Cumhuriyet tarihimizde yapılan tüm seçimlerde halkımız üstün ferasetiyle kendisini yönetecek parti ve kişilere oy vererek refleksini göstermiştir.

Sosyal medya, geleneksel medya, TV, vb. hangi platformda olursa olsun, hangi parti veya kişiden gelirse gelsin; akıl dışı, hayatın olağan akışına aykırı, yalanlarla süslü ve gerçekten uzak her söze inanarak cambaza bakarsanız; birey olmaktan çıkar, mensup olarak düşünmeye başlar ve kolay yönlendirilen biri olarak süreç sonunda hem kendiniz hem de ülkeniz adına yanlış eylemlerde bulunabilirsiniz.

Cambaza bakmayın yoksa siz, siz olmazsınız.

Kısaca özetlemek gerekirse aklınızı kullanın ve sizi etkilemeye çalışarak duygu durum bozukluğunuzdan faydalanmak isteyen kişi veya gruplardan gelen sözün kimden geldiği değil, kimin işine yaradığına odaklanın yeter.

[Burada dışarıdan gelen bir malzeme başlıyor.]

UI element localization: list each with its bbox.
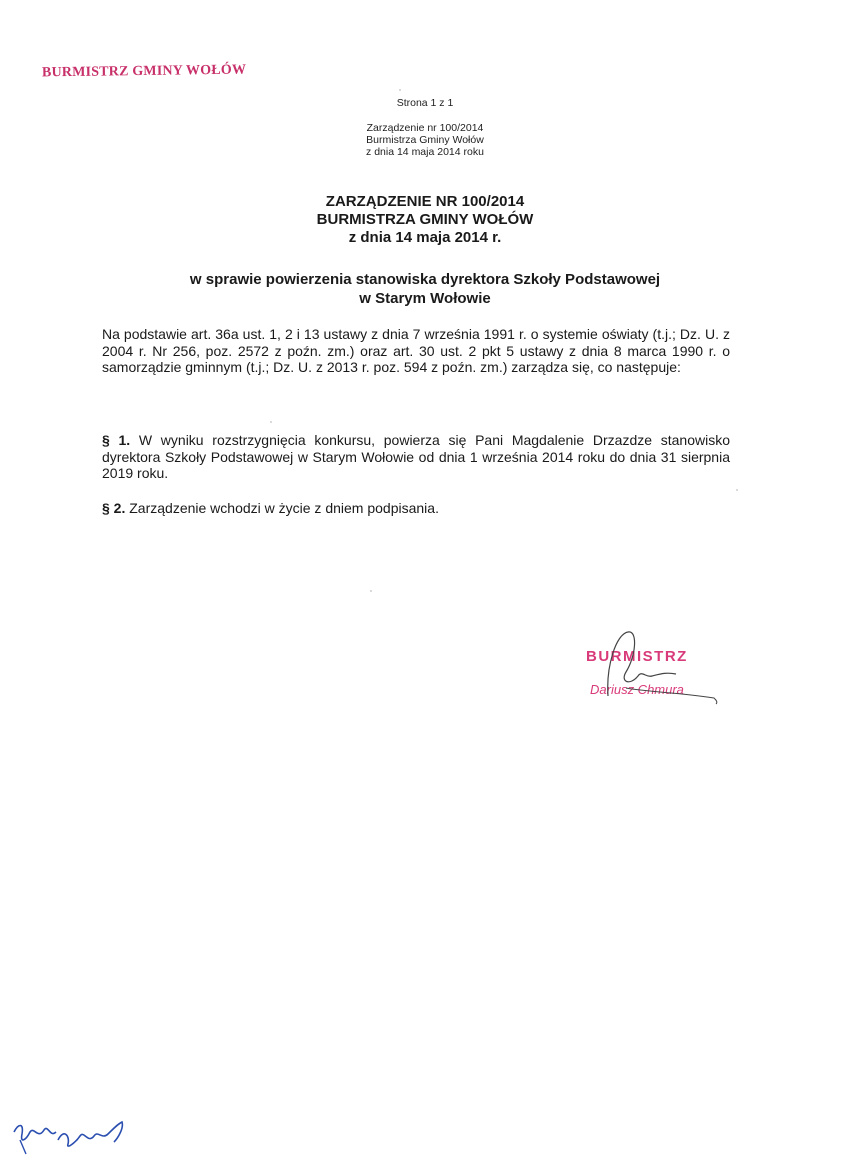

Demokrasinin taçlanacağı bir seçim olması dileğime ek olarak yeniden tekrarlıyorum. Cambaza bak, cambaza! diyen kişi sadece cüzdanını değil, duygularını da çalarak seni yönlendirmek istiyorsa sen de cambaza bakma değerli kardeşim, aklını kullan!

Sağlıcakla, hoşça kalın.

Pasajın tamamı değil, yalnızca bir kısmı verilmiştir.